Sur la scène de théâtre au parquet lustré par l'usure, les fils se tendent et les marionnettes prennent lesPOSITIONS séculaires qu'on leur a imposées, mais avant même les trois coups initiaux, les fils des pantins s'entremêlent en pensée. Quelque part dans le temps, une petite araignée tente de toutes ses forces de tisser une nouvelle toile ; l'écheveau du destin se dévide dans le passé pour rejouer la vieille pièce mais en changer le dénouement...
Severus/Hermione
Point de vue de Severus.
Acte 1, scène 1.
Il était minuit passé et il rôdait dans les couloirs du château, incapable de trouver le repos, incapable de s'endormir avant que le ciel ne blanchît. Il crut apercevoir une silhouette furtive se couler dans l'ombre au détour d'un couloir, et il plissa les yeux en se rapprochant à pas feutrés. Il haussa un sourcil en entendant un sifflement rageur.
« Mais qu'est-ce qui ne va pas ? Qu'est-ce qui ne va pas ? Pourquoi ça n'a pas marché?J'ai fait tout ce qu'il fallait, alors pourquoi ? »
Il y eut une sorte de sanglot très aigu et puis la petite silhouette se figea soudain. Il parvint à sa hauteur, le sourcil arqué. Au temps pour l'effet de surprise. Il allait juste pouvoir distinguer les traits du visage quand l'enfant se mit à courir d'une manière désordonnée et irrégulière. Haussant imperceptiblement un second sourcil, il n'eut qu'à jeter sa main pour attraper un bras et en deux enjambées, ils pénétrèrent tous deux dans un carré de lumière bleue qui tombait d'une haute fenêtre. D'un coup sec, il retira la capuche et une cascade de mèches noires tombèrent souplement autour d'un visage hâve. Il plissa durement les yeux.

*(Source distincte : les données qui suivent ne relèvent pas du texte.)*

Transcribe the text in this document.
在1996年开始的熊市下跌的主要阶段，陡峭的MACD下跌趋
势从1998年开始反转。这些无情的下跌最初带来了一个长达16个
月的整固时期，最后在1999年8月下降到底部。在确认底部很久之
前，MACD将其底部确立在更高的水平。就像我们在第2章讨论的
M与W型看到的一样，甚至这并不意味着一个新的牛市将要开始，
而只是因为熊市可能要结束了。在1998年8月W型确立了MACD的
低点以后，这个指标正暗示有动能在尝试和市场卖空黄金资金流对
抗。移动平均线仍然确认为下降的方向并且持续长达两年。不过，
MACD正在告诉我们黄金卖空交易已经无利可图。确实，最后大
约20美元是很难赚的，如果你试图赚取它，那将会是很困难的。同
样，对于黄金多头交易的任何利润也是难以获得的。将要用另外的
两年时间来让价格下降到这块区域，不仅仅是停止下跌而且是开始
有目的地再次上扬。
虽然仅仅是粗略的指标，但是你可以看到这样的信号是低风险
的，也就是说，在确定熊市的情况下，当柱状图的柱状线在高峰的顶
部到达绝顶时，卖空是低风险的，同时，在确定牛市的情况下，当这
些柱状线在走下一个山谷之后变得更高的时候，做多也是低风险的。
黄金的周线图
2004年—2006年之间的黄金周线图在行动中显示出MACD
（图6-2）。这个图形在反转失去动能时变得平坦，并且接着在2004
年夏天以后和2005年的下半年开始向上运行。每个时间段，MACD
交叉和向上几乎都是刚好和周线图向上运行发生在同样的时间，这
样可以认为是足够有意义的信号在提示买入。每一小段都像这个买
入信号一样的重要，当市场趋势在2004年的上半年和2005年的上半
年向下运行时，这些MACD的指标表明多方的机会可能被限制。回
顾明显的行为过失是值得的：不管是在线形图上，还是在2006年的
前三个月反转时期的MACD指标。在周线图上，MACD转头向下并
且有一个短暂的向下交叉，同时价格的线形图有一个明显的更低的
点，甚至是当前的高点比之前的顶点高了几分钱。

« Votre nom, exigea-t-il. »
L'enfant eut un drôle de rictus, qu'il ne parvint pas à replacer, puis ouvrit grand les yeux. Il ne l'avait jamais vue dans aucun de ses cours et sa prise sur son bras se resserra durement.
« Dîtes-moi votre nom, et ce que vous faîtes hors de votre dortoir. »
Comme elle ne disait rien, il étudia ses traits de plus prés et il leur trouva quelque chose d'étrangement familier, sans qu'il sût dire pourquoi. Il dégagea sa baguette d'un pan noir de sa cape, et en la tenant de sa main libre, le poignet rigide, il la pointa lentement sous le menton pointu. Il soupçonnait, au regard de ce qu'il avait entendu, un sort qui eut mal tourné et que l'élève ne parvenait pas à défaire. D'un mouvement fluide, il détacha le reste de la cape, qui ne dut qu'à sa main sur le haut du bras de ne pas choir plus avant. Il chercha du regard le nom de l'élève et l'écusson de sa Maison, en vain.
« N'abusez pas de ma patience ou je vous emmène au-devant du directeur. »
Il ne reçut en retour qu'un haussement de sourcil dans lequel il vit aussitôt une imitation railleuse. Ses doigts s'enfoncèrent un peu plus dans les plis du vêtements, tandis qu'il pinçait les lèvres. L'enfant grimaça.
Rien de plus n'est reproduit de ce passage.